Example: Consider the initial value problem

$y'' -3\, y' -4\,y = -16\,t , \qquad y(0) =-4, \quad y' (0) =-5 .$
Its solution is the sum $$y(t) = y_h (t) + y_p (t)$$ of two functions, one of them, yh is the solution of the homogeneous equation subject to the given initial conditions
$y'' -3\, y' -4\,y = 0 , \qquad y(0) =-4, \quad y' (0) =-5 .$
Using the general formula, we find the Laplace transform of it:
$y_h^L = \frac{a \left( \lambda\,y(0) + y' (0) \right) + b\,y(0)}{a\lambda^2 + b\lambda +c} = \frac{7-4\lambda}{\lambda^2 -3\lambda -4} .$
Another function, yp is the particular solution of the inhomogeneous equation subject to homogeneous initial conditions
$y'' -3\, y' -4\,y = -16\,t , \qquad y(0) =0, \quad y' (0) =0 .$
Its Laplace transform is
$y_p^L = \frac{1}{\lambda^2 -3\lambda -4} \cdot {\cal L} \left[ -16\,t \right] = - \frac{16}{\lambda^2 \left( \lambda^2 -3\lambda -4 \right)} .$
Therefore, to determine the required solution, we need to find the inverse Laplace transforms of these functions and add them. We start with yh:
\begin{eqnarray*} y_h (t) &=& {\cal L}^{-1} \left[ \frac{7-4\lambda}{\lambda^2 -3\lambda -4} \right] = \left( \mbox{Res}_{\lambda = 4} + \mbox{Res}_{\lambda = -1} \right) \frac{7-4\lambda}{\lambda^2 -3\lambda -4} \, e^{\lambda\, t} \\ &=& \left. \frac{7-4\lambda}{2\lambda -3} \, e^{\lambda\, t} \right\vert_{\lambda = 4} + \left. \frac{7-4\lambda}{2\lambda -3} \, e^{\lambda\, t} \right\vert_{\lambda = -1} \\ &=& -\frac{9}{5}\, e^{4t} - \frac{11}{4}\, e^{-t} , \end{eqnarray*}
which we have to multiply by the Heaviside function.
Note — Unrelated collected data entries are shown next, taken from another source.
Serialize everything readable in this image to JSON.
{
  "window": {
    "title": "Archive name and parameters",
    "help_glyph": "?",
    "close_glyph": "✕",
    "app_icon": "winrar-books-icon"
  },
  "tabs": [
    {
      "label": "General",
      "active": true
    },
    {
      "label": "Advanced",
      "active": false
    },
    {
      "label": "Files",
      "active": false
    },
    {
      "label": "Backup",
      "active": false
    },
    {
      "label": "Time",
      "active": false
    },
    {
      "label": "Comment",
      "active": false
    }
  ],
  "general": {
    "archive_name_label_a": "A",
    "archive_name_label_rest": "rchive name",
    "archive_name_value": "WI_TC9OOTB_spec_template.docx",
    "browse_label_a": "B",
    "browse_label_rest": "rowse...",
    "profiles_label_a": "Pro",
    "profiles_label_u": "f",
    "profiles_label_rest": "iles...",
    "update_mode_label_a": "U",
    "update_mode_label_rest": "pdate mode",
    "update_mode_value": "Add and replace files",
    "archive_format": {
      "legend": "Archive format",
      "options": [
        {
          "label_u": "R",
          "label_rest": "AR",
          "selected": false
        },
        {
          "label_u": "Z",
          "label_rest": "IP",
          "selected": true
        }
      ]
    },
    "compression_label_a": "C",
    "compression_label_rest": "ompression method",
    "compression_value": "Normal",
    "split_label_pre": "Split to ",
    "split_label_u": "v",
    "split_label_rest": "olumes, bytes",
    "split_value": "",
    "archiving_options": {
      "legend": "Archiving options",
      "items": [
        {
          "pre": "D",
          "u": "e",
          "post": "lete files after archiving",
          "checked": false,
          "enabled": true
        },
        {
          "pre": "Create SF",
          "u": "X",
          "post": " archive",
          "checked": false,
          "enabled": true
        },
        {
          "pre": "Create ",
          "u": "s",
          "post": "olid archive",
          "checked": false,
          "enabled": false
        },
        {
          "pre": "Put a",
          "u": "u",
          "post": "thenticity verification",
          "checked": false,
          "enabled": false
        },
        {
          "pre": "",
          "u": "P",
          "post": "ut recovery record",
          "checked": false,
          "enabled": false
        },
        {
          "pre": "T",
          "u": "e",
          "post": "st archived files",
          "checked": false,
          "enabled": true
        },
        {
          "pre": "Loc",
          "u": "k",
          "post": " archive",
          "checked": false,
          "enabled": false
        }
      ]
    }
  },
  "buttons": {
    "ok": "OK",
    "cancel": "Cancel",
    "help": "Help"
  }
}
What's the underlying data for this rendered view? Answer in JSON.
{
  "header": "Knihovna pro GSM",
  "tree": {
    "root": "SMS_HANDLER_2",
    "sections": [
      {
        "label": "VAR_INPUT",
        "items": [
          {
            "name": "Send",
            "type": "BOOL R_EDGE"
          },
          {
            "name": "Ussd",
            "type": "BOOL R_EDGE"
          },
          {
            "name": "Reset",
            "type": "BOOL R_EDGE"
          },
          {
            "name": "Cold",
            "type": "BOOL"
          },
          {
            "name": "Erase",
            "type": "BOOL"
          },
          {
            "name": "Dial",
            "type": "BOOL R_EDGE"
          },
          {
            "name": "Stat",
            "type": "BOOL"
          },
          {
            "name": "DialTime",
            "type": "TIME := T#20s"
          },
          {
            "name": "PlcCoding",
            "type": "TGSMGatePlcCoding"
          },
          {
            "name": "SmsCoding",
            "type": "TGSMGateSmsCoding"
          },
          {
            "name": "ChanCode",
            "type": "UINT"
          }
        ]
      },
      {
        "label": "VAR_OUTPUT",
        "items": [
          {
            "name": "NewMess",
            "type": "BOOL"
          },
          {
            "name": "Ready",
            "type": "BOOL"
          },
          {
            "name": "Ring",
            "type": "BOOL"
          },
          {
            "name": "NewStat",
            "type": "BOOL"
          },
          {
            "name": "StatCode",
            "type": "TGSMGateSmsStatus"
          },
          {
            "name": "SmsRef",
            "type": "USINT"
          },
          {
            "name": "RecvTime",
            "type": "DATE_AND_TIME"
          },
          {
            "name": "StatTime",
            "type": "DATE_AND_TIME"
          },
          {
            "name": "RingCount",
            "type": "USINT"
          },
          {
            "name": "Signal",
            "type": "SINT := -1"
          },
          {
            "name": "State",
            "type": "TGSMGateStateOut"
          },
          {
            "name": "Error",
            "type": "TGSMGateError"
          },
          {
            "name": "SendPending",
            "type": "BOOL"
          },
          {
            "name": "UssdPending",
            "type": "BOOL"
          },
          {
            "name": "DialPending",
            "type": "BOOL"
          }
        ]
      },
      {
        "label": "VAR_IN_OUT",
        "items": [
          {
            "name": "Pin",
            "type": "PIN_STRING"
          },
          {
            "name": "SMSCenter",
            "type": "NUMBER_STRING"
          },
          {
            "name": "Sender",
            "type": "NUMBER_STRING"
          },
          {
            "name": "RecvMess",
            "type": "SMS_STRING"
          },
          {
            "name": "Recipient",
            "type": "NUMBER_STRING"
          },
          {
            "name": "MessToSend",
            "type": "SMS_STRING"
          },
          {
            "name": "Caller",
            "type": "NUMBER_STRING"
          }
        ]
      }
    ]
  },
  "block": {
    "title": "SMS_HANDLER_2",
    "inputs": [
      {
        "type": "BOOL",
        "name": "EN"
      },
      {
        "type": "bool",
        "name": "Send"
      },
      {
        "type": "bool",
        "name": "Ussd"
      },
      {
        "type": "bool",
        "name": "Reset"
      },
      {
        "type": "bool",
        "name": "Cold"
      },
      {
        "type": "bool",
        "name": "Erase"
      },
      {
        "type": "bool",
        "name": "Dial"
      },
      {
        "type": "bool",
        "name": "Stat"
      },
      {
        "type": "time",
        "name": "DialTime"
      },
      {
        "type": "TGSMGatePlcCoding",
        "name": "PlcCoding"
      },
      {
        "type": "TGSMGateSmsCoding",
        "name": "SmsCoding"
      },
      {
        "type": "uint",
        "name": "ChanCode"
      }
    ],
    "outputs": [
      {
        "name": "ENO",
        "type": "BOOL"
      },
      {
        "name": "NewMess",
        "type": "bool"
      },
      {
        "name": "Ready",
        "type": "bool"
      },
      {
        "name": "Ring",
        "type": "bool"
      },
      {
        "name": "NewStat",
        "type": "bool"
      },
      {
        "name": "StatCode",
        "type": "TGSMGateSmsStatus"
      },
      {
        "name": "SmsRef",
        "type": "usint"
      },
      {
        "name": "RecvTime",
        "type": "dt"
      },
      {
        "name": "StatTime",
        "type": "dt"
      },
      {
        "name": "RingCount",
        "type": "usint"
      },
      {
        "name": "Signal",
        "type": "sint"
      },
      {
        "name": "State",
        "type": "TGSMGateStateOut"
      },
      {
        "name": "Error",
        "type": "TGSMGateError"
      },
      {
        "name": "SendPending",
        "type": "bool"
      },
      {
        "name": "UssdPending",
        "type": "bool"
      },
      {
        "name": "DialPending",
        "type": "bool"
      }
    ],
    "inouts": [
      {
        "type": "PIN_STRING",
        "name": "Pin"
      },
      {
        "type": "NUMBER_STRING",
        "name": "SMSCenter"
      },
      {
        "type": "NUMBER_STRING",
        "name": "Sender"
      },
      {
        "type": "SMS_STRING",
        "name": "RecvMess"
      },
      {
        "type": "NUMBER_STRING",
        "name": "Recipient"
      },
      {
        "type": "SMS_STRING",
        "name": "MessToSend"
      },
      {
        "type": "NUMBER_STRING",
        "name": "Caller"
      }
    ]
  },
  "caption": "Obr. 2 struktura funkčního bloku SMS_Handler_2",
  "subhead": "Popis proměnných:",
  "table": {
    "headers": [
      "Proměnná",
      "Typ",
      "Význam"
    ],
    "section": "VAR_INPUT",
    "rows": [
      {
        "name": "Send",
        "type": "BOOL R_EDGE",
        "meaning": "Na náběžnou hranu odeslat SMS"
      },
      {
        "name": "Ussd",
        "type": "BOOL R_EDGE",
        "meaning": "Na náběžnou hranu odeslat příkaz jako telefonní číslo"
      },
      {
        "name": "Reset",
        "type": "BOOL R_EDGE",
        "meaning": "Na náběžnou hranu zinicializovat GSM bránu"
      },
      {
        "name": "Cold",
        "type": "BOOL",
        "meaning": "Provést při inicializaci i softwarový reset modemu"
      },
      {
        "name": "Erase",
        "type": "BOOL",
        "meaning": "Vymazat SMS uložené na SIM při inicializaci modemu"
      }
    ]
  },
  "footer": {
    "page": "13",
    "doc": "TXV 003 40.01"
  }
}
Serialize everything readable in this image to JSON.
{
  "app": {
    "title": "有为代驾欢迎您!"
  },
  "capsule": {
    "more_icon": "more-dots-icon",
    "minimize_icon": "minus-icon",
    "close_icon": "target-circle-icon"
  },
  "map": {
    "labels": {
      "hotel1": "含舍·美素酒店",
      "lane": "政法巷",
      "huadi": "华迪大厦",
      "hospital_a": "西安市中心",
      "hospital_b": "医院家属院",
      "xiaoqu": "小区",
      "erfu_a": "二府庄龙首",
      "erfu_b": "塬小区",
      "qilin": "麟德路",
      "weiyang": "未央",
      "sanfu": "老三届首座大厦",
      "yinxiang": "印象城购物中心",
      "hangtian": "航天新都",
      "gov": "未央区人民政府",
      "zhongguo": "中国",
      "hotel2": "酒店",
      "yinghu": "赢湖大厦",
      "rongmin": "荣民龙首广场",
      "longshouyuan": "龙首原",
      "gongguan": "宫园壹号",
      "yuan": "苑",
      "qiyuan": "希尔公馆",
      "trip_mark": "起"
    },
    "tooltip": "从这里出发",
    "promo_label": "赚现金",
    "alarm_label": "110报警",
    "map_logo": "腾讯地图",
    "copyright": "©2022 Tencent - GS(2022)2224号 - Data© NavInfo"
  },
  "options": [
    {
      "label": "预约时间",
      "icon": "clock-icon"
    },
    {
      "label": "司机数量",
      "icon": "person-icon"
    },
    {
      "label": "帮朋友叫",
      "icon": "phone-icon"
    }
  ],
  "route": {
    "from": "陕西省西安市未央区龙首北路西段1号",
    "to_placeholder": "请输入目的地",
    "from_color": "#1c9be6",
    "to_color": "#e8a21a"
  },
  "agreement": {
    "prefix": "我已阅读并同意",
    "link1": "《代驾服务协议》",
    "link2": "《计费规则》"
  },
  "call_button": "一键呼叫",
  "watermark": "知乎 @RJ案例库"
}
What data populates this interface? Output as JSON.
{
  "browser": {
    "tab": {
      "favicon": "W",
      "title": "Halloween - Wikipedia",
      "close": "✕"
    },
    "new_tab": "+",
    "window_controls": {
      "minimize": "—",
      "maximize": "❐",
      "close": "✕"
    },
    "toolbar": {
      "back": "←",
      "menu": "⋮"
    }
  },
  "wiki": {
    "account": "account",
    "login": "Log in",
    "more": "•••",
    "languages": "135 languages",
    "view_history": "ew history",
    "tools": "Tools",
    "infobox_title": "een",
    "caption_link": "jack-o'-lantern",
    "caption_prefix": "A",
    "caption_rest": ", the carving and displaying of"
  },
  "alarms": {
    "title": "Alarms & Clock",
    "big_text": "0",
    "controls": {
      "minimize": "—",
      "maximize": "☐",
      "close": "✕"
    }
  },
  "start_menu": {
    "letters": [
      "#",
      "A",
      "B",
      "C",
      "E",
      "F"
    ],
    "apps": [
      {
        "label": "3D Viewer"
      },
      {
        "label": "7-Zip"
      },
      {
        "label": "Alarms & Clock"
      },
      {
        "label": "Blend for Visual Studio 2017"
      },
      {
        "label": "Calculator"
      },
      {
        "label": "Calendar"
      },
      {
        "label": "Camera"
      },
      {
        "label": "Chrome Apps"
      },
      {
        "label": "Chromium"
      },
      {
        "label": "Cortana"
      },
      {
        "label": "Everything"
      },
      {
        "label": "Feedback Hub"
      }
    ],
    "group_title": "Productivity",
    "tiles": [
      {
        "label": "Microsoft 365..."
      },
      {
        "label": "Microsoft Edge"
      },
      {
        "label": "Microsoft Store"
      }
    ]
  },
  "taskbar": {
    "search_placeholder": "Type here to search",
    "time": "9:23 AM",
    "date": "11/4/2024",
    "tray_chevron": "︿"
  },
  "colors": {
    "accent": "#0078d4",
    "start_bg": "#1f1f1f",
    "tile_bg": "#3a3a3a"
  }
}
Now we find the inverse Laplace transform of the second function:
\begin{eqnarray*} y_p (t) &=& {\cal L}^{-1} \left[ - \frac{16}{\lambda^2 \left( \lambda^2 -3\lambda -4 \right)} \right] = \left( \mbox{Res}_{\lambda = 4} + \mbox{Res}_{\lambda = -1} + \mbox{Res}_{\lambda = 0} \right) \frac{-16}{\lambda^2 \left( \lambda^2 -3\lambda -4 \right)} \, e^{\lambda\, t} \\ &=& \left. \frac{-16}{\lambda^2 \left( 2\lambda -3 \right)} \, e^{\lambda\, t} \right\vert_{\lambda = 4} + \left. \frac{-16}{\lambda^2 \left( 2\lambda -3 \right)} \, e^{\lambda\, t} \right\vert_{\lambda = -1} + \lim_{\lambda \to 0} \,\frac{\text d}{{\text d} \lambda} \frac{-16}{\lambda^2 -3\lambda -4} \, e^{\lambda\, t} \\ &=& \frac{1}{80} \, e^{4t} - \frac{1}{5}\, e^{-t} + \lim_{\lambda \to 0} \, \frac{16 \left( 2\lambda -3 \right)}{\left( \lambda^2 -3\lambda -4 \right)^2} + + \lim_{\lambda \to 0} \, \frac{-16 \,t}{\lambda^2 -3\lambda -4} \, e^{\lambda\, t} \\ &=& \frac{1}{80} \, e^{4t} - \frac{1}{5}\, e^{-t} + \frac{3-4t}{4} . \end{eqnarray*}
Now we add these two functions to obtain the required solution of the given initial value problem:
$y(t) = y_h (t) + y_p (t) = \left[ \frac{3-4t}{4} - \frac{143}{80} \, e^{4t} - \frac{59}{20}\, e^{-t} \right] H(t) .$